If we cannot increase market acceptance of our SchoolHouse division’s supplemental educational products,
including our LeapTrack assessment system introduced in Fall 2002, the division may not become profitable and
our future sales could suffer. As of December 31, 2002, we had capitalized $3.2 million of our content
development costs relating to our SchoolHouse division. In addition, we expect to capitalize approximately $0.9
million in the first quarter of 2003. If the SchoolHouse division does not become profitable, we may have to
write off some or all of these capitalized costs, which could significantly harm our operating results.

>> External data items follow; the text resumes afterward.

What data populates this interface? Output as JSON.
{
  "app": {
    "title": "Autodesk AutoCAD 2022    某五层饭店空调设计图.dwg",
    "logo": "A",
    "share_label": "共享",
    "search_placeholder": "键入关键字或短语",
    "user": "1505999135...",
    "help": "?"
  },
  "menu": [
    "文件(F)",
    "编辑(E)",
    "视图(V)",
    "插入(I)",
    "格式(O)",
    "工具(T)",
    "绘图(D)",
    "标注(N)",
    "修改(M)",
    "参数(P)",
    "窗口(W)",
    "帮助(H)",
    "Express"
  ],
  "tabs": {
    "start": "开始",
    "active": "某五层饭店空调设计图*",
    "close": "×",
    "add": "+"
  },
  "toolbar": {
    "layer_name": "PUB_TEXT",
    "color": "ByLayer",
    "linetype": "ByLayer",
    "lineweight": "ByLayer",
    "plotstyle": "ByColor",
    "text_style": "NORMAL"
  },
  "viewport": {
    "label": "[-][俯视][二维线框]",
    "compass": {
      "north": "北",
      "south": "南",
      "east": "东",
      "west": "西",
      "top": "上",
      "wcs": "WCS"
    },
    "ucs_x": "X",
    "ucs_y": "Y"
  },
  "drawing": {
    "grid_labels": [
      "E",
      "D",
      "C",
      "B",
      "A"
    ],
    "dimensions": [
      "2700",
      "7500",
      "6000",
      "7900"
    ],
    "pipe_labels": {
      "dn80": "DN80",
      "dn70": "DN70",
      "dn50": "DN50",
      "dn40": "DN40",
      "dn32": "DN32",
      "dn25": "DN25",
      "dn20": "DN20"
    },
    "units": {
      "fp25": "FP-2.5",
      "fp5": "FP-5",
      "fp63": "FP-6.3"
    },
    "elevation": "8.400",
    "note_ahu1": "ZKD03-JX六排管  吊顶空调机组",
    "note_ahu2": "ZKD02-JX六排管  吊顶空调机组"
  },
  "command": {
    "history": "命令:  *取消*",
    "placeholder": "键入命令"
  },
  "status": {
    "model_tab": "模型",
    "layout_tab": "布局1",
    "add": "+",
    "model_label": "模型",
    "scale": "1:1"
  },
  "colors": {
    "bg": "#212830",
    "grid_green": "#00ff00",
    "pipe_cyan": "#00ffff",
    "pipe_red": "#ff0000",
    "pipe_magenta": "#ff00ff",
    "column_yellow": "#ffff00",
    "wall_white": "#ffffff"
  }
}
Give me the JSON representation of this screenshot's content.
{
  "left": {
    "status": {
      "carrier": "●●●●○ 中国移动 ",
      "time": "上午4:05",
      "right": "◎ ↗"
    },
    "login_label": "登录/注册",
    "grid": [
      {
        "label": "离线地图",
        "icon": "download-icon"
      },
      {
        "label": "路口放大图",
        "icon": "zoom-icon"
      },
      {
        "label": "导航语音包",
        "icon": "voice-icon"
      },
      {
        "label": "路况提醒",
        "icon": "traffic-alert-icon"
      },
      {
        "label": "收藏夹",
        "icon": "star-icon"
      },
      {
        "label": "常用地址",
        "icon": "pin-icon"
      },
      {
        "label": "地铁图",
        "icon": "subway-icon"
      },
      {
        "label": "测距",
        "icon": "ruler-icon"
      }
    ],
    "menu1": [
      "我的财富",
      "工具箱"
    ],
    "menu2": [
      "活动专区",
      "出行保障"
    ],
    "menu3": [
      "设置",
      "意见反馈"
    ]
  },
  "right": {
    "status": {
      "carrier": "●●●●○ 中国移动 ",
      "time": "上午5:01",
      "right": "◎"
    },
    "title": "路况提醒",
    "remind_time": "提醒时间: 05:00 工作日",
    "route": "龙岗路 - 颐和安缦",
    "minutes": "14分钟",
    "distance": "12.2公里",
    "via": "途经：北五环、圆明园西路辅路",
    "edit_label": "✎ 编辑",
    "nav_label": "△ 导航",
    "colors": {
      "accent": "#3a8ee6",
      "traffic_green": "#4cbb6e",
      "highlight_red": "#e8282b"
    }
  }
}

Our planned expansion into international markets may not succeed and our future operating results could
be harmed by economic, political, regulatory and other risks associated with international sales and
operations.
We have limited experience with sales operations outside the United States. In January 2000, we expanded
beyond the use of international distributors to sell our products and started selling our products directly to
retailers in the United Kingdom. We began selling directly to retailers in Canada in June 2002, and we began
selling directly to retailers in France in July 2002. We derived approximately 10% of our net sales from outside
the United States in 2002 and 5% in 2001. We intend to increase our international sales through additional
overseas offices to develop further our direct sales efforts, distributor relationships and strategic relationships
with companies with operations outside of the United States, such as Benesse Corporation and Sega Toys in
Japan. However, these and other efforts may not help increase sales of our products outside the United States.
Our business is, and will increasingly be, subject to risks associated with conducting business internationally,
including:
political and economic instability and civil unrest;
existing and future governmental policies;
greater difficulty in staffing and managing foreign operations;
complications in modifying our products for local markets or in complying with foreign laws, including
consumer protection laws and local language laws;
transportation delays and interruptions;
greater difficulty enforcing intellectual property rights and weaker laws protecting such rights;
trade protection measures and import or export licensing requirements;
currency conversion risks and currency fluctuations;
longer payment cycles, different accounting practices and problems in collecting accounts receivable;
and
limitations, including taxes, on the repatriation of earnings.
Any difficulty with our international operations could harm our future sales and operating results.